The visit was reported in the Cranleigh Newsletter. Click ‘Read more’ below.
Friends of Tildy Curran (West ’09-’10) continue to carry her spirit on a variety of adventures to support the work being done by Tildy’s Trust, the charity she herself set up with her family when she was first diagnosed with leukeamia, in 2008.
Specifically, in 2012/13, they helped the charity to raise the £25,000 needed to buy a state of the art ventilator for St George’s PICU where she spent the last days of her life. This involved two major fund raising efforts: a mountain climb to the top of North Africa’s highest peak, Mt Toubkal, and an 18 mile canoe challenge from Guildford to Pyrford and back.
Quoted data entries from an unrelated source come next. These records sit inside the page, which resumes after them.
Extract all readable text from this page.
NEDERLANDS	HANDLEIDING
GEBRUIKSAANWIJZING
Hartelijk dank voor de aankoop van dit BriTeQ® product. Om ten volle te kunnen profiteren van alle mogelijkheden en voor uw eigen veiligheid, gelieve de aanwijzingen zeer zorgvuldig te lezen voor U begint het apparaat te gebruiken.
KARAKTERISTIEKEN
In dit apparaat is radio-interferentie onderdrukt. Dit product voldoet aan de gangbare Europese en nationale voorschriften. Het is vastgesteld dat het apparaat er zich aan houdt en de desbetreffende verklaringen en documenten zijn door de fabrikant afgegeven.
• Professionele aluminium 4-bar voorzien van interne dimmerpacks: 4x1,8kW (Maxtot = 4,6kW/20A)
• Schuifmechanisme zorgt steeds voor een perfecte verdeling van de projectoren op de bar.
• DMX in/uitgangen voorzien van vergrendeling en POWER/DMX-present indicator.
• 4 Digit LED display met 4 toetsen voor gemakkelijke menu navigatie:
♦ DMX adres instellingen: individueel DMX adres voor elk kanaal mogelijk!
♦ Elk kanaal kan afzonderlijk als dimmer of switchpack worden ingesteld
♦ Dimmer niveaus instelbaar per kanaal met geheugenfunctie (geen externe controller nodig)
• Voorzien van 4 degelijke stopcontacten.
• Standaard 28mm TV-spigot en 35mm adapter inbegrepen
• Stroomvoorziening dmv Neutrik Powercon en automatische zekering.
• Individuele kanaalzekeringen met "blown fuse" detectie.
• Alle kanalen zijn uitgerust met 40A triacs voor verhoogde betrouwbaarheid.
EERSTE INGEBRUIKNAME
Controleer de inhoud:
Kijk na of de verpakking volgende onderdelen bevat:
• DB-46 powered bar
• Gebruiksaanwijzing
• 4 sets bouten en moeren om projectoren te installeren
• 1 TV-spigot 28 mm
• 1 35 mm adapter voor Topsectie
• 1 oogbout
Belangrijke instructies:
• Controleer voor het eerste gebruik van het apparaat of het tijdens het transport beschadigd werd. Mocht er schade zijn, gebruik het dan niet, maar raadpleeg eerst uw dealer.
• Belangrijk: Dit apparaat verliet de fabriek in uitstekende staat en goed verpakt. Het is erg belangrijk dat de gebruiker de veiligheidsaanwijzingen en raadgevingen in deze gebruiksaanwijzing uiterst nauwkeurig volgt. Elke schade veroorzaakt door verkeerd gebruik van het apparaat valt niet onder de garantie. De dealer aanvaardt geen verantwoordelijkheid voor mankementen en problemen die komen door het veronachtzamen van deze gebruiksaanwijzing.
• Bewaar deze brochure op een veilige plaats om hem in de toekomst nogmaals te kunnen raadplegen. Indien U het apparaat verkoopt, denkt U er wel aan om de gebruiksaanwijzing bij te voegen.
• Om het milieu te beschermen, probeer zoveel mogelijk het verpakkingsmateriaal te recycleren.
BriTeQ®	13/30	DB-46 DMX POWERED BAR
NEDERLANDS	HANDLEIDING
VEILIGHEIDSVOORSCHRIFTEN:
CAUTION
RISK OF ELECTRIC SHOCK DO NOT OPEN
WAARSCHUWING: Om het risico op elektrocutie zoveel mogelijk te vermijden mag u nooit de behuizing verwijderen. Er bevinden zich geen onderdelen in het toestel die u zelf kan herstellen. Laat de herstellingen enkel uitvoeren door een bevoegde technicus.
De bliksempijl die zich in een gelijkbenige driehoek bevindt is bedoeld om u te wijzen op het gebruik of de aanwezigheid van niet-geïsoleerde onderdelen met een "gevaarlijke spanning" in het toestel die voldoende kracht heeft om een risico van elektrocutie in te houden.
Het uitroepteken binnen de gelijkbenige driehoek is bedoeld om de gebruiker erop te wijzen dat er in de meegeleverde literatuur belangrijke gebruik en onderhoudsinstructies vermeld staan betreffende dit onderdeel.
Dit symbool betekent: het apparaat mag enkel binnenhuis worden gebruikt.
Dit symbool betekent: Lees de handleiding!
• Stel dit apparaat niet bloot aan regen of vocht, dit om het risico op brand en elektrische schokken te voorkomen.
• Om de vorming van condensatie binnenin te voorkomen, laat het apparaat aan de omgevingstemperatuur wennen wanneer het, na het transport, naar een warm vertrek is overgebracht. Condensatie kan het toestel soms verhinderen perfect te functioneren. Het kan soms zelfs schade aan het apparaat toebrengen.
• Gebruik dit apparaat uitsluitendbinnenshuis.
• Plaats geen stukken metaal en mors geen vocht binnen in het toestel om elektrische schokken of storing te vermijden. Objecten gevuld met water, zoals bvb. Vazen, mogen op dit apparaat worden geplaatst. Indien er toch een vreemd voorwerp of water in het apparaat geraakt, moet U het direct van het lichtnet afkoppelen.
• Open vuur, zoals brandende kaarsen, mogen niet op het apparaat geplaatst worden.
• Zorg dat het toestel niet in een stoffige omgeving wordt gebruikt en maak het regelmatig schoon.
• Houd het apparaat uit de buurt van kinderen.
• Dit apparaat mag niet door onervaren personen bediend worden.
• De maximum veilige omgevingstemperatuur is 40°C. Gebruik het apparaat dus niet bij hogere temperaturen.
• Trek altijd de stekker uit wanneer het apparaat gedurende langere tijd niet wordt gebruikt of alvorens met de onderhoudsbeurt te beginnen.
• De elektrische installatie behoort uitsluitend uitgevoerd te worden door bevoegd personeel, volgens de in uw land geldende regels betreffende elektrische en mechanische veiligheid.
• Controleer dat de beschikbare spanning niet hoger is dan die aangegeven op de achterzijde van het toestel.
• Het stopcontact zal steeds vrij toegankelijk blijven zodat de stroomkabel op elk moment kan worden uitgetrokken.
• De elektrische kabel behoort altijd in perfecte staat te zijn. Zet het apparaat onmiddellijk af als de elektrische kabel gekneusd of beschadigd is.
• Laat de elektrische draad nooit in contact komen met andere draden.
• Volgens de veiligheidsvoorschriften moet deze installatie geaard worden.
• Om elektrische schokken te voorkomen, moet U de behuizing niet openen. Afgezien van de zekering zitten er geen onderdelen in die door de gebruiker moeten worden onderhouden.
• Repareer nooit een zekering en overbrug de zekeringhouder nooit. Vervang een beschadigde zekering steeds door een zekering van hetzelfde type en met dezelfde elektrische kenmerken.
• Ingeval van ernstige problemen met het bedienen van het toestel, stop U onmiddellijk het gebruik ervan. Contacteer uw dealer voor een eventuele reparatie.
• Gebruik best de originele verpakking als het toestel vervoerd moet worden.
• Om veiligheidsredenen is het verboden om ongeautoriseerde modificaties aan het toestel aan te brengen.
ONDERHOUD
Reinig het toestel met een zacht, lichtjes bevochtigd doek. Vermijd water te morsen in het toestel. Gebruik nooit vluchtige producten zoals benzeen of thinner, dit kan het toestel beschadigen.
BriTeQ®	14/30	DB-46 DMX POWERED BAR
They were therefore delighted when Dr Martin Gray, who looked after Tildy at St George’s, was able to make time in his busy schedule
to come to Cranleigh this week to explain to her year group what a difference the new ventilator has made to the unit. To see exactly what their efforts had produced was as inspirational as the courage Tildy herself showed in battling her illness.
Through all of its fund raising efforts over the last two years, the school has raised in the region of £40,000 for Tildy’s Trust and her friends will no doubt be thinking of ways to help them reach their 2014 target which is to fund two day treatment areas for teenagers undergoing chemotherapy at Southampton General Hospital, which has a partnership with St Christopher’s in Chichester where Tildy also spent time during her treatment.